Pd encapsulated and nanopore hollow fiber membranes: Synthesis and permeation studies

• Published in: Journal of membrane science Vol. 290; no. 1; pp. 182 - 195
• Main Authors: Nair, Balamurali Krishna R., Harold, Michael P.
• Format: Journal Article
• Language: English
• Published: Elsevier B.V 01.03.2007
• Subjects: Gas separation; Hollow fiber; Hydrogen; Membrane reactor; Palladium; Membrane reactor; Gas separation; Palladium; Hydrogen; Hollow fiber
• ISSN: 0376-7388; 1873-3123
• DOI: 10.1016/j.memsci.2006.12.028

New types of supported Pd membranes were developed for high temperature H 2 separation. Sequential combinations of boehmite sol slip casting and film coating, and electroless plating (ELP) steps were designed to synthesize “Pd encapsulated” and “Pd nanopore” membranes supported on α-Al 2O 3 hollow fibers. The permeation characteristics (flux, permselectivity) of a series of unaged and aged encapsulated and nanopore membranes with different Pd loadings were compared to those of a conventional 1 μm Pd/4 μm γ-Al 2O 3/α-Al 2O 3 hollow fiber membrane. The unaged encapsulated membrane exhibited good performance with ideal H 2/N 2 separation factors of 3000–8000 and H 2 flux ∼0.4 mol/m 2 s at 370 °C and a transmembrane pressure gradient of 4 × 10 5 Pa.

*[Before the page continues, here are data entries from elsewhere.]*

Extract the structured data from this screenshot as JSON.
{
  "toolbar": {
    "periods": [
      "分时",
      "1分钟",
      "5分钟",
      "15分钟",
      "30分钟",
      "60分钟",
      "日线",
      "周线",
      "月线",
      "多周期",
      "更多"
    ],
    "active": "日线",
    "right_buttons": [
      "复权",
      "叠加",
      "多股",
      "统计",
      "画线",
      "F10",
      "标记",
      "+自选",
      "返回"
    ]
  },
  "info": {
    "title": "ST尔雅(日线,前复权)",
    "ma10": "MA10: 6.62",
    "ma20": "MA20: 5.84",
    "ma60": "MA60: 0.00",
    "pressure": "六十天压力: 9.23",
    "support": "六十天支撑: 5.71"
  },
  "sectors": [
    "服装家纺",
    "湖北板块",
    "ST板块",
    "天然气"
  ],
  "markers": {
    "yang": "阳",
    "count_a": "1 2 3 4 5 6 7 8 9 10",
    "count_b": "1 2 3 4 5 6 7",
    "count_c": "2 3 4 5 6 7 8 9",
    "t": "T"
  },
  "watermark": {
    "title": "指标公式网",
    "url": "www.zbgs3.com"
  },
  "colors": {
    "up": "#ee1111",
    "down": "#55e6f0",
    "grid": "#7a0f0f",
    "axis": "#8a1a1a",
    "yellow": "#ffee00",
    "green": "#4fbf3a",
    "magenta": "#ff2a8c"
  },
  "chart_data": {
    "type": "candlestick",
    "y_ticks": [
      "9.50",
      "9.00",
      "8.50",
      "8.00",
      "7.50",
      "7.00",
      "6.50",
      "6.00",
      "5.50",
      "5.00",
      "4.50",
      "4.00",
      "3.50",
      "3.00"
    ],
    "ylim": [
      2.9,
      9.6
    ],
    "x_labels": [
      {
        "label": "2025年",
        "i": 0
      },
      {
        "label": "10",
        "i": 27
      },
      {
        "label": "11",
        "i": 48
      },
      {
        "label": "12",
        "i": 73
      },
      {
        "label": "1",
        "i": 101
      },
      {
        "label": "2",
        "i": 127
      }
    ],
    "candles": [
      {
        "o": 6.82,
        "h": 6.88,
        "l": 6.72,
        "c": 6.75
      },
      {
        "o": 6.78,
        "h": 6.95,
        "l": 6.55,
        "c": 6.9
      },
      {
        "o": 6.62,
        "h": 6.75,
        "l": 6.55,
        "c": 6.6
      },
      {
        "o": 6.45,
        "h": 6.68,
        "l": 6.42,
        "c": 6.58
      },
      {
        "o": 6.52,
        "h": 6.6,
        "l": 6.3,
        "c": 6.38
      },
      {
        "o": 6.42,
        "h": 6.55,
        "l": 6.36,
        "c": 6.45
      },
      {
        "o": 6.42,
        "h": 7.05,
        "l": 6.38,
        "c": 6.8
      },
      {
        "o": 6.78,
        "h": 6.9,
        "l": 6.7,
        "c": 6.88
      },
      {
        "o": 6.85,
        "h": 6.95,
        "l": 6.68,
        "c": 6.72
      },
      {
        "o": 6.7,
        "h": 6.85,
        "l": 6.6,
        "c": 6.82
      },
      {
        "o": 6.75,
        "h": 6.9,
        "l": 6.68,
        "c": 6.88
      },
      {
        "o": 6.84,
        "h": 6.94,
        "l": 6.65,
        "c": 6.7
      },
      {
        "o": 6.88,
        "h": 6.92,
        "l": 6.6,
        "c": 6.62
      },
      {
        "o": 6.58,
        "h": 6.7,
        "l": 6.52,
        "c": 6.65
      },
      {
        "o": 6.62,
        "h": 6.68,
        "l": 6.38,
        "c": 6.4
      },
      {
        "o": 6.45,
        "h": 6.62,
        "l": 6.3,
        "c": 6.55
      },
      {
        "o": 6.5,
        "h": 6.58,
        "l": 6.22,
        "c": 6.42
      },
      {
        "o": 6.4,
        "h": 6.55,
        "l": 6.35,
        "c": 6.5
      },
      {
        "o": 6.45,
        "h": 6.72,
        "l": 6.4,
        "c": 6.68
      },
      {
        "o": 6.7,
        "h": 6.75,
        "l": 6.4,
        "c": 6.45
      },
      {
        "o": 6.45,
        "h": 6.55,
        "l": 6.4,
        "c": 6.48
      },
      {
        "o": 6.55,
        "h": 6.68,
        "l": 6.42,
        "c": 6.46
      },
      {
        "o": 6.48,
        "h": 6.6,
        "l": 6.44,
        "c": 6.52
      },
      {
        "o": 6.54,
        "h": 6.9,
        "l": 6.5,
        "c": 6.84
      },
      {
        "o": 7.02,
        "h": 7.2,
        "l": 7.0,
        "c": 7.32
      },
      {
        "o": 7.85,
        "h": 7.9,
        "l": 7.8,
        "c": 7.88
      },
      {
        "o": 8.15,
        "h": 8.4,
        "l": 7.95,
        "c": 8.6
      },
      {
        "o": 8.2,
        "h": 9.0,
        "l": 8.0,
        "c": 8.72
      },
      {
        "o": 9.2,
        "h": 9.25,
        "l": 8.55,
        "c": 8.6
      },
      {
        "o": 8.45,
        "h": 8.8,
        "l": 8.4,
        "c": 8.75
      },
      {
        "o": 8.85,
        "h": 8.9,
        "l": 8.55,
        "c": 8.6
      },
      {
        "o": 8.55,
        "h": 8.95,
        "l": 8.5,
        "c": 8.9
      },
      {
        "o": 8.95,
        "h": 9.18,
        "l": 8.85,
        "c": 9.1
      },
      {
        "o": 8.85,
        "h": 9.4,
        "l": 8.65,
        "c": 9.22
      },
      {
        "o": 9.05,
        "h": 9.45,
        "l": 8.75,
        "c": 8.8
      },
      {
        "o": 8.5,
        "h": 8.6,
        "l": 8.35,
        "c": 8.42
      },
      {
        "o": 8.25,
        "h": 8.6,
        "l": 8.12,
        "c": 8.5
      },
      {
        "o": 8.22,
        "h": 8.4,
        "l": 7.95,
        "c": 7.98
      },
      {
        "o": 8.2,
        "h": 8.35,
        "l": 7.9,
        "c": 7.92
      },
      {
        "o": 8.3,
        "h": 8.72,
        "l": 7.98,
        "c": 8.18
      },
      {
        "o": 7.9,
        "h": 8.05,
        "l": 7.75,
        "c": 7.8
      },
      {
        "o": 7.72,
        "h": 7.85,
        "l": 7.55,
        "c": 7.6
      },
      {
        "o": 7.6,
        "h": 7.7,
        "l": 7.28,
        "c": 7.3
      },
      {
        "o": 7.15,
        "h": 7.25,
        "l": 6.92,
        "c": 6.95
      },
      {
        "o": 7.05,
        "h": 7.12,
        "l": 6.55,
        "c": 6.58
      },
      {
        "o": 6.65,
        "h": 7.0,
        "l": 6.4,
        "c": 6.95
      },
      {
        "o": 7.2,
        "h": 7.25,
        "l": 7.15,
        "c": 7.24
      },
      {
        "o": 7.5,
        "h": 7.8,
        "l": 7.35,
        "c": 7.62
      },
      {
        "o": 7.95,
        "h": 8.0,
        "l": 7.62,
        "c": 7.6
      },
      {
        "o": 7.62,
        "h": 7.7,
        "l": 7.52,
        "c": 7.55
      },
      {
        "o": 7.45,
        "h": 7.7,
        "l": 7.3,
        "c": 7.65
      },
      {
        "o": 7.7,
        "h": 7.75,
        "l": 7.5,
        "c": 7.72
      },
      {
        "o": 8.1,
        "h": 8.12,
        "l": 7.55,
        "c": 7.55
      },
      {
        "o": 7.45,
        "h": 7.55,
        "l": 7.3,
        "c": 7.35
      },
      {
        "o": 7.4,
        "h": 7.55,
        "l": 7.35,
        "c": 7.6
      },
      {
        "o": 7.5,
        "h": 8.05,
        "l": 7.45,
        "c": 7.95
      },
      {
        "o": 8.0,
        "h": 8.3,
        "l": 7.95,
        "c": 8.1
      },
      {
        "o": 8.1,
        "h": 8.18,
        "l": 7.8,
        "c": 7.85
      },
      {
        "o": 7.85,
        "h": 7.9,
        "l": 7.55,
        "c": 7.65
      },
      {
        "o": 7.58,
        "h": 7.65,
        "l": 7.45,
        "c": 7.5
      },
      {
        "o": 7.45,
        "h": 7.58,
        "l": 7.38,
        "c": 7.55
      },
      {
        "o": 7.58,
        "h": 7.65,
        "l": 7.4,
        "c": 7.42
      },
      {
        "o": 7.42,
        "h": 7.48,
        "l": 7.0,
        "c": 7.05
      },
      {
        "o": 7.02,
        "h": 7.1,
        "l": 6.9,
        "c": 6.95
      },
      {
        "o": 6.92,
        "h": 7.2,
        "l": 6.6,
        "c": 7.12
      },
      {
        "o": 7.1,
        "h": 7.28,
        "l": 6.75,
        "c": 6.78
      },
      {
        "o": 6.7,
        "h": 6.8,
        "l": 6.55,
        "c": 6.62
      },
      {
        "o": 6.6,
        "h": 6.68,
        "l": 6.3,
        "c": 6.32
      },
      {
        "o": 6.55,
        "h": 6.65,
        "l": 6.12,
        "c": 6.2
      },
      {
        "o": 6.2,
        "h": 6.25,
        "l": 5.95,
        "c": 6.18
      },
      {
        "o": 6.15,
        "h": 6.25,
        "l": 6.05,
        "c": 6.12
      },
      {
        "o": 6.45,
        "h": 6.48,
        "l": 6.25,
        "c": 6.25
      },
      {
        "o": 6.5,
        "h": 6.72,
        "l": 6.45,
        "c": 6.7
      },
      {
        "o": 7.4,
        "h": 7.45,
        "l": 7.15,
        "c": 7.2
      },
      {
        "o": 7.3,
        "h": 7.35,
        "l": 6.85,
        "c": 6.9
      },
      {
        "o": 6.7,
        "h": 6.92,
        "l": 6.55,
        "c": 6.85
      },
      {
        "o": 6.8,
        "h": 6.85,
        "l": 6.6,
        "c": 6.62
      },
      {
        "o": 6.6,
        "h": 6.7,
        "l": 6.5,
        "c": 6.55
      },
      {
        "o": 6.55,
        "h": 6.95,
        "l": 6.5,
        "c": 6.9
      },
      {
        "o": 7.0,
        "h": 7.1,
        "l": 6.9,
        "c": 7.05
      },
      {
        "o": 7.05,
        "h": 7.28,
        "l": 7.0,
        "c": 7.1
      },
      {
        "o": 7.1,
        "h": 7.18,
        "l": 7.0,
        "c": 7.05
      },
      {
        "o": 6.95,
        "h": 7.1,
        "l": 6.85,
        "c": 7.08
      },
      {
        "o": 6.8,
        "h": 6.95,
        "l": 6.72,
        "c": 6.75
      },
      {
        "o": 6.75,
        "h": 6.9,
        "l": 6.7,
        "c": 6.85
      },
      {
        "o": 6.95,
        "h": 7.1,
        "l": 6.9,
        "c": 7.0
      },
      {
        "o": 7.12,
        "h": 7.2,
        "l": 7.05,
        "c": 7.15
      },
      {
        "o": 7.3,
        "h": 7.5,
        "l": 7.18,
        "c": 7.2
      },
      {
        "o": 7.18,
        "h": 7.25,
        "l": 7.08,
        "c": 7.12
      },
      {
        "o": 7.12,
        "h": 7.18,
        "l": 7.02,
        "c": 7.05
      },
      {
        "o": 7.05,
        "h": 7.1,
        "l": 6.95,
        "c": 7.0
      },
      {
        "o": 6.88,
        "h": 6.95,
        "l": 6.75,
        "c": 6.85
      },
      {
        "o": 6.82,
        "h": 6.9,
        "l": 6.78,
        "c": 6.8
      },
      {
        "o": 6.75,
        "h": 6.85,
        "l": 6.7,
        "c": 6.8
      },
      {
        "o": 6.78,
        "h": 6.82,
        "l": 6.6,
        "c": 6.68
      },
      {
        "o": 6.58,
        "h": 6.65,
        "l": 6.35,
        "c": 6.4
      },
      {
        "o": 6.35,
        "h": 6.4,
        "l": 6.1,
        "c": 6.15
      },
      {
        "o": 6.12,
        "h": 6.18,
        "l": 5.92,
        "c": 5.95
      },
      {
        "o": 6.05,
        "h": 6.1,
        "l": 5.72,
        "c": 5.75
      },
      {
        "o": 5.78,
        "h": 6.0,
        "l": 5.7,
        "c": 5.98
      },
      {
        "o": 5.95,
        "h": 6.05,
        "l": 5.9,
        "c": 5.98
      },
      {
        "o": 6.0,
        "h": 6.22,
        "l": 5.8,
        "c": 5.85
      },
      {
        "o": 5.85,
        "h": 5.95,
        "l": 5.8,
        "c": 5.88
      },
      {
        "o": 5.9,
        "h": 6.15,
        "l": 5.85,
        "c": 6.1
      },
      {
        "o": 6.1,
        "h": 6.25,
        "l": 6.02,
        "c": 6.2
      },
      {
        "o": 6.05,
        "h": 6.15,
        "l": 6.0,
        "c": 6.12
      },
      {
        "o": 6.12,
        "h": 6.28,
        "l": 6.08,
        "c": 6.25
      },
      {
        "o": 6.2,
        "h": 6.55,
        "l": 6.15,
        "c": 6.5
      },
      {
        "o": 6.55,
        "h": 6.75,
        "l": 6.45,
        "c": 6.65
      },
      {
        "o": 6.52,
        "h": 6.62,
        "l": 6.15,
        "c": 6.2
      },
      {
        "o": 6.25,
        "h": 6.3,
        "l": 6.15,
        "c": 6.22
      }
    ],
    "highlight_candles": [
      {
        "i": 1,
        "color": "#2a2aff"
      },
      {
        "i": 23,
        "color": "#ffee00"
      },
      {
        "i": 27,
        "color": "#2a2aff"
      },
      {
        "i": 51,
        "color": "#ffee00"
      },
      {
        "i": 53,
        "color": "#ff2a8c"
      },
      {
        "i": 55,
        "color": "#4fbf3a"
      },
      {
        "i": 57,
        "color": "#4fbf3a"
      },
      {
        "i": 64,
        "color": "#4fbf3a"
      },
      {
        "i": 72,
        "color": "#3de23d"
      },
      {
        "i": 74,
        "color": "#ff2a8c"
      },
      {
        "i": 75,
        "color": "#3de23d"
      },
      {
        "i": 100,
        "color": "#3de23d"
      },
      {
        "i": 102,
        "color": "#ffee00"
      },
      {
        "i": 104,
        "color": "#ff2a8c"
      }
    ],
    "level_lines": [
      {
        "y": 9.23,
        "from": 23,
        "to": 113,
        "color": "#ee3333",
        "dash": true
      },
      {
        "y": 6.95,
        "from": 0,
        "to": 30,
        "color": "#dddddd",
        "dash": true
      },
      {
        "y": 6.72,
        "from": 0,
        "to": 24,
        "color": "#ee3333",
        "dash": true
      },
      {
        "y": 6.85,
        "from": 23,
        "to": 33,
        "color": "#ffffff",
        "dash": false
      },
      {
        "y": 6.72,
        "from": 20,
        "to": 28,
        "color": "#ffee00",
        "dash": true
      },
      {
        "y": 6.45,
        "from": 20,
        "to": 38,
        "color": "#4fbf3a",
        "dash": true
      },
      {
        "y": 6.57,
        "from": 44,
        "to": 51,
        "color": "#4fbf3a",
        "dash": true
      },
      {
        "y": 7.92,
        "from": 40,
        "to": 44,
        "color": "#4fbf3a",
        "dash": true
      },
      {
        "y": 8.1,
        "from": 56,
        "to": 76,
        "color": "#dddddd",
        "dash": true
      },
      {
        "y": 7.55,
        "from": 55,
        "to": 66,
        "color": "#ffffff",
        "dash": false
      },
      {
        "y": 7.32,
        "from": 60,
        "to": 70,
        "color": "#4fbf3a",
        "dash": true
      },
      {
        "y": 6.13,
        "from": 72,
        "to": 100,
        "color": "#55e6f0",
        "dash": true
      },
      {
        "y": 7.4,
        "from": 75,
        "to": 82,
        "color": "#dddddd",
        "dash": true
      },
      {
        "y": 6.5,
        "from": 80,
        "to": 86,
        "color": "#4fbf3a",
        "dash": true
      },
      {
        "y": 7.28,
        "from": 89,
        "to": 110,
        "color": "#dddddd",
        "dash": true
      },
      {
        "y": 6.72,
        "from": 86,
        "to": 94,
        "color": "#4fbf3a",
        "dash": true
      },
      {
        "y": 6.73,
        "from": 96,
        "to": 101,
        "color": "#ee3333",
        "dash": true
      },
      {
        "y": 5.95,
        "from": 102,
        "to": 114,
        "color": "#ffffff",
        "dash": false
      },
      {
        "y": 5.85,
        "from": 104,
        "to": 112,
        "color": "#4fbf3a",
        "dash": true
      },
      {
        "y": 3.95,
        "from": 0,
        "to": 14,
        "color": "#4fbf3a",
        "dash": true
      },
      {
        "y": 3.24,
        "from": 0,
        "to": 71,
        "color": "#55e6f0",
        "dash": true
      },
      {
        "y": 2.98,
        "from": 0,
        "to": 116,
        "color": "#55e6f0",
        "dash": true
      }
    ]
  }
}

The unaged Pd nanopore membranes had a lower initial flux and permselectivity, but exhibited superior performance with extended use (200 h). At the same conditions the unaged 2.6 μm Pd nanopore membrane had a H 2 flux of ∼0.16 mol/m 2 s and separation factor of 500 and the unaged 0.6 μm Pd nanopore membrane had a H 2 flux of ∼0.25 mol/m 2 s and separation factor of 50. Both nanopore membranes stabilized after 40 h of operation, in contrast to a continued deterioration of the permselectivity for the other membranes. An analysis of the permeation data reveals a combination of Knudsen and convective transport through membrane defects. A phenomenological, qualitative model of the synthesis and resulting structure of the encapsulated and nanopore membranes is presented to explain the permeation results.